Phase transition of degenerate Tur\'{a}n problems in $p$-norms

TL;DR

This paper investigates the phase transition in the maximum $p$-norm of $F$-free graphs, extending results to hypergraphs and confirming conjectures about precise bounds for specific bipartite graphs.

Contribution

It extends the phase transition analysis of $p$-norm extremal problems from graphs to hypergraphs and refines bounds for certain bipartite graphs.

Findings

Identified the threshold $p_F$ for phase transition in hypergraphs.

Provided the correct constant factor for $p > p_F$ in graphs.

Confirmed the conjecture removing the $ ext{log } n$ factor for specific bipartite graphs.

Abstract

For a positive real number $p$, the $p$-norm $\left\lVert G \right\rVert_p$ of a graph $G$ is the sum of the $p$-th powers of all vertex degrees.

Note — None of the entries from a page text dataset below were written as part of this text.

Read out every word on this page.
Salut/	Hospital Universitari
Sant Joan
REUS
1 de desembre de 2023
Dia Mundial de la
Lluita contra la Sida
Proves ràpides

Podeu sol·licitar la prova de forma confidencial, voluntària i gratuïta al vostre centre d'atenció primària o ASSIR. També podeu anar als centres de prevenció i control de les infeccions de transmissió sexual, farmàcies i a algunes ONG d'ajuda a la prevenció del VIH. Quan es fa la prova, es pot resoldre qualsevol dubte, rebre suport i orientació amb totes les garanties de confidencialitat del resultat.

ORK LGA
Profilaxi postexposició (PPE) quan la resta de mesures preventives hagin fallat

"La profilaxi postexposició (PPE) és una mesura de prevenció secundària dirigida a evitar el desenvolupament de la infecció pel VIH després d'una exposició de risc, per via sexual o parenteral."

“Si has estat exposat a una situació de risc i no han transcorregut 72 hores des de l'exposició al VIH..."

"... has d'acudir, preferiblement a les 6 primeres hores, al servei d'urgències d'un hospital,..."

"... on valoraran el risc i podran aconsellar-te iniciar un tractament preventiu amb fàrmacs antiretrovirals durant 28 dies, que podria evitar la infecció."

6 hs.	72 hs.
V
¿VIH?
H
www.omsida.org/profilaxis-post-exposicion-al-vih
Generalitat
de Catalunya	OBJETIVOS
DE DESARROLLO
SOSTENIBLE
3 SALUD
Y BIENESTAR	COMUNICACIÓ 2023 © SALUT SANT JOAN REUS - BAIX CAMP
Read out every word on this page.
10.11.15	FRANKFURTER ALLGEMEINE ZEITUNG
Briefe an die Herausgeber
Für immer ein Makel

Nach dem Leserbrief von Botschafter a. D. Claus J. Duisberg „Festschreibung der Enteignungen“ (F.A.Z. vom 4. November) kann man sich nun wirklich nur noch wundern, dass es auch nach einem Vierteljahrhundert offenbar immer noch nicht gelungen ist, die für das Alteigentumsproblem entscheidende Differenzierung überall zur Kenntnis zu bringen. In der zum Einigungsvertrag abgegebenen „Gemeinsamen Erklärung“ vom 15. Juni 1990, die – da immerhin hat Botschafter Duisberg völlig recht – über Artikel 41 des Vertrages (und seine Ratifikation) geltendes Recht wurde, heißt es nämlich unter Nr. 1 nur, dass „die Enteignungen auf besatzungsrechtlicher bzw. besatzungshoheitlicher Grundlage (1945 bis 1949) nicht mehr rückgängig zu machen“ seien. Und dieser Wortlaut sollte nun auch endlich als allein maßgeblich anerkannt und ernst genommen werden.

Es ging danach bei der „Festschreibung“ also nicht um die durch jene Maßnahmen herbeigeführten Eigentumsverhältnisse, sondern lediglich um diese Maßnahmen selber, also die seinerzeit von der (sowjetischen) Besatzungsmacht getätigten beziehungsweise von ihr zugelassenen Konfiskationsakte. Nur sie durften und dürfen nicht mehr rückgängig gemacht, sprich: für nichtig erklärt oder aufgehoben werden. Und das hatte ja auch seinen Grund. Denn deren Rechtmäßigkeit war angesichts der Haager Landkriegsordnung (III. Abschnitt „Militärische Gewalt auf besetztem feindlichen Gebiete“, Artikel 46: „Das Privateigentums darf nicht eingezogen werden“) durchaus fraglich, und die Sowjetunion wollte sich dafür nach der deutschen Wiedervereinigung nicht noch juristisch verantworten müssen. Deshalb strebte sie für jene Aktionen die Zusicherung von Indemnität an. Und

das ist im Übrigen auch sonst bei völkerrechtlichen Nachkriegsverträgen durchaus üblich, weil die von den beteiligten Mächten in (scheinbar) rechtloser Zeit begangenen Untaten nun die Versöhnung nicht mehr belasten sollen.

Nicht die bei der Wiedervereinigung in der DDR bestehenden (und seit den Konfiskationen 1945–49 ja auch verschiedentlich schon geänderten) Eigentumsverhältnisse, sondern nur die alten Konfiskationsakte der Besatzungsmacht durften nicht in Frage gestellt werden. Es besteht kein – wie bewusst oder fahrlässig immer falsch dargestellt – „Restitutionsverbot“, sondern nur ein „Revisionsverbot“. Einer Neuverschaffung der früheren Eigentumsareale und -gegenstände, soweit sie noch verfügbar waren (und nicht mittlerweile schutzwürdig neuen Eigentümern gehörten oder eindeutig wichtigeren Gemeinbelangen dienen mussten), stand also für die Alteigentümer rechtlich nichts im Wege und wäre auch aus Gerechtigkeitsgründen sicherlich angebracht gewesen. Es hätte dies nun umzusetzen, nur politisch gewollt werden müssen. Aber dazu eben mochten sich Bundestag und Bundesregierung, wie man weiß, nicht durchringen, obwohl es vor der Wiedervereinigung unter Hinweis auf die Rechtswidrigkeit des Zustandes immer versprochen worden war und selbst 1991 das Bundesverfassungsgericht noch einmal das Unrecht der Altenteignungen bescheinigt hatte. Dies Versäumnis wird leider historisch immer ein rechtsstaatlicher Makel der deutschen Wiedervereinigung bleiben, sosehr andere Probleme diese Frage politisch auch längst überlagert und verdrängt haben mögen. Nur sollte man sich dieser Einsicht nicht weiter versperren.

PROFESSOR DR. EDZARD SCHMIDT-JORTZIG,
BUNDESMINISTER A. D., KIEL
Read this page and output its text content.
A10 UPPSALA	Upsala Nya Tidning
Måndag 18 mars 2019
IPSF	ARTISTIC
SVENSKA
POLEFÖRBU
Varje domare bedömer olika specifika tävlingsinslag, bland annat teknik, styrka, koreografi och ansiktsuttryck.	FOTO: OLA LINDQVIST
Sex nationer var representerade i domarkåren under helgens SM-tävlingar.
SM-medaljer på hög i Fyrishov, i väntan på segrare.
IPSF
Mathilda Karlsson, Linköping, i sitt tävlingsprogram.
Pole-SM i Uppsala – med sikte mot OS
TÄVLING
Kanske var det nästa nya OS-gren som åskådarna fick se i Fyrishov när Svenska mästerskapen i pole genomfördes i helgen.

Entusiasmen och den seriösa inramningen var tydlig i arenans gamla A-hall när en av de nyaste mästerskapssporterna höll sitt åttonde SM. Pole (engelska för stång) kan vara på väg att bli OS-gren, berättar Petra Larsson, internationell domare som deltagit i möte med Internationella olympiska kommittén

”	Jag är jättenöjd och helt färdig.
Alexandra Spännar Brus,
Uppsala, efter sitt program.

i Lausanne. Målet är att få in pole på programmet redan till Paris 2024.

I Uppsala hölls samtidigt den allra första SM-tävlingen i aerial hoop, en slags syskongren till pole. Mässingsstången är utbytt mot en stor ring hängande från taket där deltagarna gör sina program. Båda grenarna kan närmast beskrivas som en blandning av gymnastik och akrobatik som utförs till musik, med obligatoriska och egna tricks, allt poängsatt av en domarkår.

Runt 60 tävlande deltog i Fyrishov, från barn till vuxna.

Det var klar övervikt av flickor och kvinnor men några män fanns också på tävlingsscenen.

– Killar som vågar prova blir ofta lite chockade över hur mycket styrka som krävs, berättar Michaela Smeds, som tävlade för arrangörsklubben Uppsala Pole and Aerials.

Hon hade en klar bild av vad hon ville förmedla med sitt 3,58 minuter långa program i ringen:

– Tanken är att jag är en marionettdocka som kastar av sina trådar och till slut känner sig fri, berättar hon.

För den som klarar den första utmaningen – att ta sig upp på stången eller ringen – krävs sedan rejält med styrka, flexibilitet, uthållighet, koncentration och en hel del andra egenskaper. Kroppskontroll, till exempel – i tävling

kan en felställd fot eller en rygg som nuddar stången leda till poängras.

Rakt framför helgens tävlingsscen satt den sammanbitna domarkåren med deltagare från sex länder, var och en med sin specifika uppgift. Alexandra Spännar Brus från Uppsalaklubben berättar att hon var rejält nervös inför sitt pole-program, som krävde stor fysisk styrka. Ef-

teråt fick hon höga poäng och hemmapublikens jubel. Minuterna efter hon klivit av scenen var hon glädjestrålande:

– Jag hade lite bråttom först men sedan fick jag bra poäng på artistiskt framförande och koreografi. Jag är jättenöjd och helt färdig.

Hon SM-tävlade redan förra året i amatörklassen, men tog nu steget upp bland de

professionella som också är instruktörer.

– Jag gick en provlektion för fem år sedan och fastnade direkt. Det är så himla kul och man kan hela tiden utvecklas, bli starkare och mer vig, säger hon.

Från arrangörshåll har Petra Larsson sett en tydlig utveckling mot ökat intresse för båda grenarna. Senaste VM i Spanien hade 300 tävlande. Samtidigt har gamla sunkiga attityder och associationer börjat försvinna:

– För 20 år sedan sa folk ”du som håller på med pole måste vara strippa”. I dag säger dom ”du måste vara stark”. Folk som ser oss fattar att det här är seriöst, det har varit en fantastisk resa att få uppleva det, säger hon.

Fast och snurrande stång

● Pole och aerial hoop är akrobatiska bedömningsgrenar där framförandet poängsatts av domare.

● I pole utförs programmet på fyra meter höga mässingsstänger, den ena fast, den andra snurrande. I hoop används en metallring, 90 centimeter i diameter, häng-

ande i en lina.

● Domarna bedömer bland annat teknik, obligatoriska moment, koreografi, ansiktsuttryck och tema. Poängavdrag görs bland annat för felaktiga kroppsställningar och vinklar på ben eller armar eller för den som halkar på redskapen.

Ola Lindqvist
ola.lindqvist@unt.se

We study the maximum $p$-norm $\mathrm{ex}_{p}(n,F)$ of $F$-free graphs on $n$ vertices. F\"{u}redi and K\"{u}ndgen \cite{FK06} show that for every bipartite graph $F$, there exists a threshold $p_F$ such that for $p< p_{F}$, the order of $\mathrm{ex}_{p}(n,F)$ is governed by pseudorandom constructions, while for $p > p_{F}$, it is governed by star-like constructions, assuming a mild assumption on the growth rate of $\mathrm{ex}(n,F)$. The main contribution of our paper is extending this result to hypergraph. Moreover, in the case of graph, our proof differs from that in \cite{FK06}, offering the advantage of producing the correct constant factor when $p > p_{F}$. When $p = p_F$, F\"{u}redi and K\"{u}ndgen proved a general upper bound on $\mathrm{ex}_{p}(n,F)$, tight up to a $\log n$ factor, and conjectured that this factor is unnecessary. We confirm this conjecture for several well-studied bipartite graphs, including one-side degree-bounded graphs and families of short even cycles.